For seven years I worked behind a pharmacy counter in Rotterdam. People would come in clutching supplement bottles they'd ordered online — often expensive, often well-reviewed, almost always wrong. Under-dosed magnesium oxide for sleep. Gummies sweetened with sugar alcohols that triggered the exact digestive issues they were meant to fix. "Prenatal" vitamins with folic acid instead of folate, in amounts too low to matter.
I'd smile. I'd say "this won't hurt you." I'd watch them leave. And I'd go home and stew.
The supplement industry in 2018 was — and still is — a pharmacist's nightmare. Label claims aren't verified. "Clinical dose" means nothing legally. A company can put 25mg of an ingredient studied at 400mg on their label and call it the same thing. The worst part: the good ingredients exist. They're just not in the bottles customers are buying.

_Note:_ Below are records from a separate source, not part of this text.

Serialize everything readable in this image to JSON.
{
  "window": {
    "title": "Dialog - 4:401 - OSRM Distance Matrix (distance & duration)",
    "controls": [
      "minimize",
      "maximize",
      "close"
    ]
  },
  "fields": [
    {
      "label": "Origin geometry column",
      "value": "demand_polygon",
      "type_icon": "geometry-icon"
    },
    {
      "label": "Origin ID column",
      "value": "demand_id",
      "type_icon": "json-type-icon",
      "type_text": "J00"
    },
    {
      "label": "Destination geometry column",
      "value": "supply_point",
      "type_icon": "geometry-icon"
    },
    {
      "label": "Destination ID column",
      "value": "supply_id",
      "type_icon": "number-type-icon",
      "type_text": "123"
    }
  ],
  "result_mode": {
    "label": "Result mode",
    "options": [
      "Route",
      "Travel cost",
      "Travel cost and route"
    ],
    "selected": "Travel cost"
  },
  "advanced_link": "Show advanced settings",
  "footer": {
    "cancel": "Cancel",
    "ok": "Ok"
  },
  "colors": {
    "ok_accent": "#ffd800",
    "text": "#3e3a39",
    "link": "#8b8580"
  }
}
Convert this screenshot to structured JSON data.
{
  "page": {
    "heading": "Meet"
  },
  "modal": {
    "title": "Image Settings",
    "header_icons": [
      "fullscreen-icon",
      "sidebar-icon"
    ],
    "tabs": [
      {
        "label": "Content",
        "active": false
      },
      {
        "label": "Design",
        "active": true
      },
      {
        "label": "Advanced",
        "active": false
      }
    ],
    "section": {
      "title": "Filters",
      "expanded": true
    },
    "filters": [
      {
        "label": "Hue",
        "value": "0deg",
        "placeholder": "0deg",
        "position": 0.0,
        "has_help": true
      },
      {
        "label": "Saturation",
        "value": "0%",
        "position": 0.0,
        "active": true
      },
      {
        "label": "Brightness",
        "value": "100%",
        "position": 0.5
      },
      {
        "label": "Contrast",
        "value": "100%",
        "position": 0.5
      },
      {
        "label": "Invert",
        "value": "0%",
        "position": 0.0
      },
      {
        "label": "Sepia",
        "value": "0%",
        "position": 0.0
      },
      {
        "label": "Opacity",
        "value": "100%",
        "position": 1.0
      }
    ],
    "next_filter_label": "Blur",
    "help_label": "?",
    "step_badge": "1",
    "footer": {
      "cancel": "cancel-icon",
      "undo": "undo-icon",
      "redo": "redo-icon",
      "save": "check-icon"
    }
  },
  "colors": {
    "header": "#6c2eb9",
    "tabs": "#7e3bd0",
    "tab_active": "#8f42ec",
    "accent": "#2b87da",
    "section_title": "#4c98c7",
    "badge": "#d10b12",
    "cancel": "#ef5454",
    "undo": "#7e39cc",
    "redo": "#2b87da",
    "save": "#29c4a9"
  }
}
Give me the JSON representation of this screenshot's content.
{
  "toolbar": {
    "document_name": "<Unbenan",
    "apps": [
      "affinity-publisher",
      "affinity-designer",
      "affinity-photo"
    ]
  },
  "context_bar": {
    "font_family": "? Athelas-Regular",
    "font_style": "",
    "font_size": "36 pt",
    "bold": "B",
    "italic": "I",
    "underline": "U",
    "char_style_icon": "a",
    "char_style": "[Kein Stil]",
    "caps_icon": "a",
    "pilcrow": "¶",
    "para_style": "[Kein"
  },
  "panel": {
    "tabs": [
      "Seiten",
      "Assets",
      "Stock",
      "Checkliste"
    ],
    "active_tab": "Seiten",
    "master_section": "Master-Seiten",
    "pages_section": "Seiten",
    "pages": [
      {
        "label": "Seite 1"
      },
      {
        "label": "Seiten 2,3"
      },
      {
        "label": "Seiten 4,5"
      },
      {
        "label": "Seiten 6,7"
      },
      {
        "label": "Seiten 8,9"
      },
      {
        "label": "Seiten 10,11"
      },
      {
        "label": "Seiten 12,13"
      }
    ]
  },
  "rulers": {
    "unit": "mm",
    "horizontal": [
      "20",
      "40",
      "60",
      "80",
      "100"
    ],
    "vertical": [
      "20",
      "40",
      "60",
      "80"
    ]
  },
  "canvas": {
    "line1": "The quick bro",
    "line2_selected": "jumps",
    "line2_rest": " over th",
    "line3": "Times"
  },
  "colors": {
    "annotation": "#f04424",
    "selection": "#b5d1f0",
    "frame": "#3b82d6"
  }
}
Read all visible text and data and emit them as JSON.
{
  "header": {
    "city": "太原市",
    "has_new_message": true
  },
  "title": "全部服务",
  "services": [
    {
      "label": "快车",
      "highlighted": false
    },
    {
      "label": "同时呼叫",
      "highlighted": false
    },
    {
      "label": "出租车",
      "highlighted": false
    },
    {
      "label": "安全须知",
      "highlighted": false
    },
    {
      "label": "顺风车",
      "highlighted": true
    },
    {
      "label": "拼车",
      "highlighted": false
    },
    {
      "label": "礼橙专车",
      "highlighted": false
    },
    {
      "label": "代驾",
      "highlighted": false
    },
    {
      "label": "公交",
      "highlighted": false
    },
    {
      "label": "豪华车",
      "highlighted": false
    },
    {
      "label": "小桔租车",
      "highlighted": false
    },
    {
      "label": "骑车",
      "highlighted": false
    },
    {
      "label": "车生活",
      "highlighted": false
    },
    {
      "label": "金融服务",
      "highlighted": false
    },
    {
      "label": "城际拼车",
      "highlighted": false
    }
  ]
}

I wanted a shelf of supplements I could hand to my mother, my sister, a stranger — and be certain, clinically, that the dose on the label was the dose in the capsule and the dose that would actually do something. — on why Vesper exists
So in the winter of 2019 I rented a small compounding space above a bakery on Witte de Withstraat, bought a cGMP-certified encapsulator, and made one formula — magnesium glycinate, chelated, 400mg, third-party tested. I sold it to fourteen of my regular customers. Within a month they were asking for more things. Glycine. B-complex. A better prenatal.
Six years later there are eighty-two formulas and a team of four. We still test every batch. I still write every label. And every person who emails us asking for advice gets a real answer from a pharmacist — usually me, sometimes my colleague Elise who joined in 2023.
It's not scalable. That's the point.